開通して間もなく、青根に行くルートが少し短縮されたとこれ幸いに、トンネルを通って青根を目指したときの話である。
そのトンネルは「姥ヶ懐トンネル」という。
妻と二人で夕方ごろトンネルのある志賀という集落を通って行った。トンネルまでは一本道で、山襞に佇む集落を抜け、新幹線の高架橋をくぐると山が迫待ってきた。かつての峠道へは広く拡張された農面道路の脇から右折して登るよう標識が出ていた。
一本道の農面をひた走る。
しばらくして、車の中で、妻と顔を見合わせた。
「あれ?もう村田に出てるけど、、トンネル通ってないよね」
「え?通ってないよね」
「通ってないよね」
車の中で夢中になるほどの会話をしていた覚えはない。
たとえ夢中になっていたとしても、どちらともトンネルを通った記憶がないということがあるだろうか。
「記憶ないよね」
「ないな」
その時は、まあ何かに気を取られていたかというぐらいで、そんなことあんのかと言いながら受け流した。
帰りに同じルートを帰って確かめた。出来たばかりのピカピカのトンネルを通った。しかし、このピカピカのトンネルの記憶が行きにはなかったのである。
誤って峠道を行ったということはありえない。峠道は相当に曲がりくねっており、間違ったら途中で引き返していたはずだ。

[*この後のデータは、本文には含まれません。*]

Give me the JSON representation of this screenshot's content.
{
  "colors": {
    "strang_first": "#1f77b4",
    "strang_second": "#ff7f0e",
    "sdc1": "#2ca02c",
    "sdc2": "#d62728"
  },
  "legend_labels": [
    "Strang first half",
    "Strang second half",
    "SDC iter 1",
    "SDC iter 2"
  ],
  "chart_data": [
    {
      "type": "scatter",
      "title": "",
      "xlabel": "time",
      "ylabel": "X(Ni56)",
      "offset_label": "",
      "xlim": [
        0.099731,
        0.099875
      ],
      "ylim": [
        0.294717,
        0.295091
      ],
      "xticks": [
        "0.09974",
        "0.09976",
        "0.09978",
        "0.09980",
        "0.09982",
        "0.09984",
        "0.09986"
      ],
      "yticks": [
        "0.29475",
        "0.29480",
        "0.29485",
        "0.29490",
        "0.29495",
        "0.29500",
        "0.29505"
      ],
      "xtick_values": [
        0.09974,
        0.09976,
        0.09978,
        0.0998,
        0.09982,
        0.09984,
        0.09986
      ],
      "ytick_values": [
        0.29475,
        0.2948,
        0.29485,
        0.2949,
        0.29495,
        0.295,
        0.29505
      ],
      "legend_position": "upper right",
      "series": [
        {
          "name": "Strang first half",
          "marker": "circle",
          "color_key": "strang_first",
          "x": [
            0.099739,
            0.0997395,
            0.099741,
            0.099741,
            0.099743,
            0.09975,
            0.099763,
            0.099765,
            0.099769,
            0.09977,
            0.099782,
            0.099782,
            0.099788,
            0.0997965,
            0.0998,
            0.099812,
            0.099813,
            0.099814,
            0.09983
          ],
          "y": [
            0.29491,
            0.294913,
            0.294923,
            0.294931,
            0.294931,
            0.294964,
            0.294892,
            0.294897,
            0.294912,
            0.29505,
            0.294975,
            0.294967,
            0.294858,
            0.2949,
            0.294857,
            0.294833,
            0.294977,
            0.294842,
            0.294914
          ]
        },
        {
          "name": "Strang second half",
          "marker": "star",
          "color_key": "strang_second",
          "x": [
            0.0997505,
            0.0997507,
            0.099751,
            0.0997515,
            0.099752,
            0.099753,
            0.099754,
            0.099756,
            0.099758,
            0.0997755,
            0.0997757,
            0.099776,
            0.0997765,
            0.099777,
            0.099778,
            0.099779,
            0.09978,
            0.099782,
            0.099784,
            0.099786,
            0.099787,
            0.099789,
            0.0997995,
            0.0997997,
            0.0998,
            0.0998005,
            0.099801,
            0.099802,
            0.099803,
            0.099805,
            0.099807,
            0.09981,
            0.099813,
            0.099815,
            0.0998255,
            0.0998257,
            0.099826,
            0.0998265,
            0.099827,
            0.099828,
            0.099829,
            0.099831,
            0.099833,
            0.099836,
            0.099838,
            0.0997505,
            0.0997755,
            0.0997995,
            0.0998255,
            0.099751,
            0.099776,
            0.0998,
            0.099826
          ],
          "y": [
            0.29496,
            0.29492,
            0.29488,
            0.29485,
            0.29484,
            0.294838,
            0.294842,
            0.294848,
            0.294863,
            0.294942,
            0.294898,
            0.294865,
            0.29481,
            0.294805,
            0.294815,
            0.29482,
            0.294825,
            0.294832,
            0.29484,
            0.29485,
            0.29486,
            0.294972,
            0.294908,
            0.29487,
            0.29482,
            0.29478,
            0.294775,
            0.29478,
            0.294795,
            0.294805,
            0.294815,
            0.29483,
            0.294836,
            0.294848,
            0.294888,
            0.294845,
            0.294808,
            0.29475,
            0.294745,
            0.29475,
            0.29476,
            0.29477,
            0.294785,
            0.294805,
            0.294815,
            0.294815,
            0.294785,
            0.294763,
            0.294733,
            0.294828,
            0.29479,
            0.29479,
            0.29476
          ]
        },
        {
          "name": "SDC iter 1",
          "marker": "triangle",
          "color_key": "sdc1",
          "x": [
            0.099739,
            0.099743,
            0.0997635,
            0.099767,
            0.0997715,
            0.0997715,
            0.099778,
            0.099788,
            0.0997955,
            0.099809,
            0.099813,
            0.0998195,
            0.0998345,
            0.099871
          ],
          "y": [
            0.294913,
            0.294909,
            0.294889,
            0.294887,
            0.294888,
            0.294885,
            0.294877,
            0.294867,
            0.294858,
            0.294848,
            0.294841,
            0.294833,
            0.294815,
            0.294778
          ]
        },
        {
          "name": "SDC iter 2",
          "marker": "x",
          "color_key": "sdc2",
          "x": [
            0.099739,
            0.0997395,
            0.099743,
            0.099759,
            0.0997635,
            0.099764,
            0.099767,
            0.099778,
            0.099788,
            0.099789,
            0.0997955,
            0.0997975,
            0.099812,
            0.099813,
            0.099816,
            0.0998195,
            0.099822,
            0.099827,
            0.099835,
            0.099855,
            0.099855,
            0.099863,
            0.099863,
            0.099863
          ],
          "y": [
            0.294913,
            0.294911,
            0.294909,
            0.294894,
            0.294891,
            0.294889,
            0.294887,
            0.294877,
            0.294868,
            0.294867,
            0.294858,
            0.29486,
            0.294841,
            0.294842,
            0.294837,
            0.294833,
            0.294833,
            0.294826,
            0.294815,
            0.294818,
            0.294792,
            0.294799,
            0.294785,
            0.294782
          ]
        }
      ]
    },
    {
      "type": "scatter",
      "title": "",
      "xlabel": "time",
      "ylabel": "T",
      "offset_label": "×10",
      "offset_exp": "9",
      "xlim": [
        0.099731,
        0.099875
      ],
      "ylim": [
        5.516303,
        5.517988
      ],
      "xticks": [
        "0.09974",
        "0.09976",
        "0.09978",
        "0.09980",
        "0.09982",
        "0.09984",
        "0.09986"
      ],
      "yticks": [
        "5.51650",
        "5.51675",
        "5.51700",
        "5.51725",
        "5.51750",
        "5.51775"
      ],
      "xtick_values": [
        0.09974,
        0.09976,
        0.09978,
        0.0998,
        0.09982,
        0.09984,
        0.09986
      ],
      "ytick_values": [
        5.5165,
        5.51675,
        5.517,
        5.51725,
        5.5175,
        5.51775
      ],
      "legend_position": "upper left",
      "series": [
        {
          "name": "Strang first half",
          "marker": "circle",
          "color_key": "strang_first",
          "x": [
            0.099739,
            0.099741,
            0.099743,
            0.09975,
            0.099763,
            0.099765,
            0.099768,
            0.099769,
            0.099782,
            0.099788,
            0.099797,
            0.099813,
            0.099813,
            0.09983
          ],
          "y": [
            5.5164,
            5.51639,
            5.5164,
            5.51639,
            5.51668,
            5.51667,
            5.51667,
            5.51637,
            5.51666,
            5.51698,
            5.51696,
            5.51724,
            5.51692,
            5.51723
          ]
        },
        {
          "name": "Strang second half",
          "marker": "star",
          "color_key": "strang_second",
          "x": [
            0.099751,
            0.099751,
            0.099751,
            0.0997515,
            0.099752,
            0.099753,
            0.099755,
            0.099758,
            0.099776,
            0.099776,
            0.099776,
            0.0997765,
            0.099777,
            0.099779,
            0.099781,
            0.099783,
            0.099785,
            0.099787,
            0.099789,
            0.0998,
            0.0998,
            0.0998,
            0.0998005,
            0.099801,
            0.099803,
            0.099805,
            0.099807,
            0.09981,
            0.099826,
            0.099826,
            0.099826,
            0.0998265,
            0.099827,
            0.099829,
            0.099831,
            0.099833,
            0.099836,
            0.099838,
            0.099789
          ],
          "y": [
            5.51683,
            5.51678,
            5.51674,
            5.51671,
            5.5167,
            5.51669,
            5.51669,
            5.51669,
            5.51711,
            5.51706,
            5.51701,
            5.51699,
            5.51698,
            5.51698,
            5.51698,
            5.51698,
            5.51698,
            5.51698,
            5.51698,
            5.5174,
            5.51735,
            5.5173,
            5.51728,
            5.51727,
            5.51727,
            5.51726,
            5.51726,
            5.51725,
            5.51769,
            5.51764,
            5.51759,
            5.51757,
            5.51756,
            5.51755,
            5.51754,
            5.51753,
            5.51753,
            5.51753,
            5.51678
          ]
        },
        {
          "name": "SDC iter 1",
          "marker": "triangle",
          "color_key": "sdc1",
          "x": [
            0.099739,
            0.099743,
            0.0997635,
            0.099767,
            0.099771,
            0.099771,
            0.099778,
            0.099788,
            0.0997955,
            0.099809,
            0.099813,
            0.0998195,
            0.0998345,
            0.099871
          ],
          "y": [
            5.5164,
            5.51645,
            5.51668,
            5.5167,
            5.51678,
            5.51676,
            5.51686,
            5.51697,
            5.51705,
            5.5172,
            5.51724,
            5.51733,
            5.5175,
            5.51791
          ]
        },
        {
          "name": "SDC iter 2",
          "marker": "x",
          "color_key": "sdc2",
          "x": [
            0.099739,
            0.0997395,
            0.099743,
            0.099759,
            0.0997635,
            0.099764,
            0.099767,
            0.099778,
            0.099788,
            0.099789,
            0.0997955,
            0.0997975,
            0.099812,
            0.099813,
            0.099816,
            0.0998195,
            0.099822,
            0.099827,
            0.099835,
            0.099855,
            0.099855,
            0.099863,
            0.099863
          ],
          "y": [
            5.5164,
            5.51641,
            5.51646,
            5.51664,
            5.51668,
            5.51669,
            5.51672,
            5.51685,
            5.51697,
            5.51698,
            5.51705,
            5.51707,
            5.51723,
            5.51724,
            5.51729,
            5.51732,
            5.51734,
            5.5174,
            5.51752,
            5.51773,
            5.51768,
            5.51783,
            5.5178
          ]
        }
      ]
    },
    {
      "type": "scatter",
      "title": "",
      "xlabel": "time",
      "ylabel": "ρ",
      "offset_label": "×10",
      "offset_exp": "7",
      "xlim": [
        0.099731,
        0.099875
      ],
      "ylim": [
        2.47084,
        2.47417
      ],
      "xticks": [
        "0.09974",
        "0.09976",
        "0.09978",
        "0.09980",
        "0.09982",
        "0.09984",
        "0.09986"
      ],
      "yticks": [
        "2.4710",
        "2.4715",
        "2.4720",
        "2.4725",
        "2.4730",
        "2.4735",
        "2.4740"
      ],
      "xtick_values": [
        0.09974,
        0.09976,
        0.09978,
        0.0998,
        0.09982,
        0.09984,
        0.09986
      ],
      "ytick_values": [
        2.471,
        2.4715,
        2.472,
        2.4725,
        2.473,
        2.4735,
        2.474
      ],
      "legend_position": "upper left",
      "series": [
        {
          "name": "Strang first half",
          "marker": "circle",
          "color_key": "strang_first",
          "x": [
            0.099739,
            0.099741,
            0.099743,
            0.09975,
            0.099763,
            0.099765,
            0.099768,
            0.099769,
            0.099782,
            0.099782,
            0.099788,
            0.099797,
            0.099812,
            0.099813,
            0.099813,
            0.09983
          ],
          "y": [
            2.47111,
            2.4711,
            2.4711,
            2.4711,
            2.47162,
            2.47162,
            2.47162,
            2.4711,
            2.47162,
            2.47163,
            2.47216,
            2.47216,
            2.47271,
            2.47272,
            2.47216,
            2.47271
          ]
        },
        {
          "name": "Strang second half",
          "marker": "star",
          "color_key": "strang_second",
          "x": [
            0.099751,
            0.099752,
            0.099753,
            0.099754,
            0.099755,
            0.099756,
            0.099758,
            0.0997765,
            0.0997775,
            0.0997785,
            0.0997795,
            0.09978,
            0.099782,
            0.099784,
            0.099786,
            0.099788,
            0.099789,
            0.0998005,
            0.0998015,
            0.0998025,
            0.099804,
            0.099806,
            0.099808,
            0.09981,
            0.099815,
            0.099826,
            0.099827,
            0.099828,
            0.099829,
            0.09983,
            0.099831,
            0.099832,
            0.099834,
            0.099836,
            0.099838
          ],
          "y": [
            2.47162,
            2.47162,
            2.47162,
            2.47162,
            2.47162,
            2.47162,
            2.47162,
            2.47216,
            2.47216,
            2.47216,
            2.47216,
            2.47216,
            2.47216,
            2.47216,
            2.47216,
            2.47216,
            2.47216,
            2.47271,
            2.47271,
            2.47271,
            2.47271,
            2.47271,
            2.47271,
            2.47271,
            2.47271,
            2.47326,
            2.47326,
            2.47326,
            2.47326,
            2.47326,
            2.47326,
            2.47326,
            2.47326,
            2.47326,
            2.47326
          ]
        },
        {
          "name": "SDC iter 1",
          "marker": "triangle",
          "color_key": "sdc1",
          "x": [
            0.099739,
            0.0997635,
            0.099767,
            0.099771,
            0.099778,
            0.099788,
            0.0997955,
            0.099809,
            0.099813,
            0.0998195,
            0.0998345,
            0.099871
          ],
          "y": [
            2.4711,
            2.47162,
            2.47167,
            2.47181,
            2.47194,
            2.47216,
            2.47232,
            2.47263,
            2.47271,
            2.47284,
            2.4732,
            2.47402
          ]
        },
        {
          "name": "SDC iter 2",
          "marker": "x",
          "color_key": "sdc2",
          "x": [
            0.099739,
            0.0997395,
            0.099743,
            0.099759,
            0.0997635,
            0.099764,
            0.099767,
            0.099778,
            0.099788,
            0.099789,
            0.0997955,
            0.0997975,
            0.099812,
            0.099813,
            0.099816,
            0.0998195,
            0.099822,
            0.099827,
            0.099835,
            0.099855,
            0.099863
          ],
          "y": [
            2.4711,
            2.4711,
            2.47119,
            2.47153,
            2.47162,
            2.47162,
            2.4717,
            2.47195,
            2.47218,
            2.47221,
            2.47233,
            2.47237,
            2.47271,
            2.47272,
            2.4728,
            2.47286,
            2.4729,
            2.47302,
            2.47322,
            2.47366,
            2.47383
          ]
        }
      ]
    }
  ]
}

それからしばらくして、また青根に行くため、姥ヶ懐トンネルを通って行くことにした。今度は注意してトンネルの入り口を確かめた。
もちろんトンネルはあった。トンネルの長さは約1.3キロ。時速60キロで走行していたとしても1分以上はかかる。見逃したという距離ではない。
実際に走ってみると結構長く感じた。
「こんなに長いトンネルを通ったかどうか覚えてないなんてことはない」
というのが二人ともの率直な感想だった。

その後、そのトンネルを通るたびにあれは何だったのかと思い出してはいたが、それほど頻繁に通ることもないために、気にすることもなくなっていた。
それがである。
1年ぐらいして再度トンネルルートを通って行った時だった。
気づいた時には村田に出ていた。記憶がない。
(あ、また、飛んだ)
そんな感じだった。記憶か時間が途切れたように、トンネルの記憶がない。
その時は一人だったため、何か考え事をしていたということはあるかもしれない。
さすがにその瞬間はゾッとしたが、家に着いた頃には忘れていたのだろう。妻には話さなかった。
それがである。
つい先日、妻が家に帰ってくるなり開口一番
「ちょっと!あれ、また、起きたよ、あれ」
という。
仙台から村田を抜けて帰ってきた際、トンネルを通ったはずなのにトンネル内の記憶がなく、いつの間にか岩沼に出ていたというのだ。
「マジか、そういえば俺も1回あったよ」
「いや、私はこれで2回目だよ、今回は通る前に確かめてやろうと思ってしっかり意識してたのに、飛んだ」
「それは、もうやばいね」

少し調べてみるとトンネルの村田側の姥ヶ懐地区には鬼伝説があり、トンネルが通る山一帯は、どうもこれまで開発を免れたそれなりのいわれがあるらしい。
記憶が飛んだからといって、何か不穏なことが起こったりするわけでない。不気味な感じがするということもない。
そういう類のものよりは、どちらかといえば、一瞬ワープしたような、時空の歪みを抜けるような感がしたような、気がするような。

妻がネットで調べている。
[姥ヶ懐トンネル 記憶とぶ]

そんなので何か出てきたらその方が怖いわ。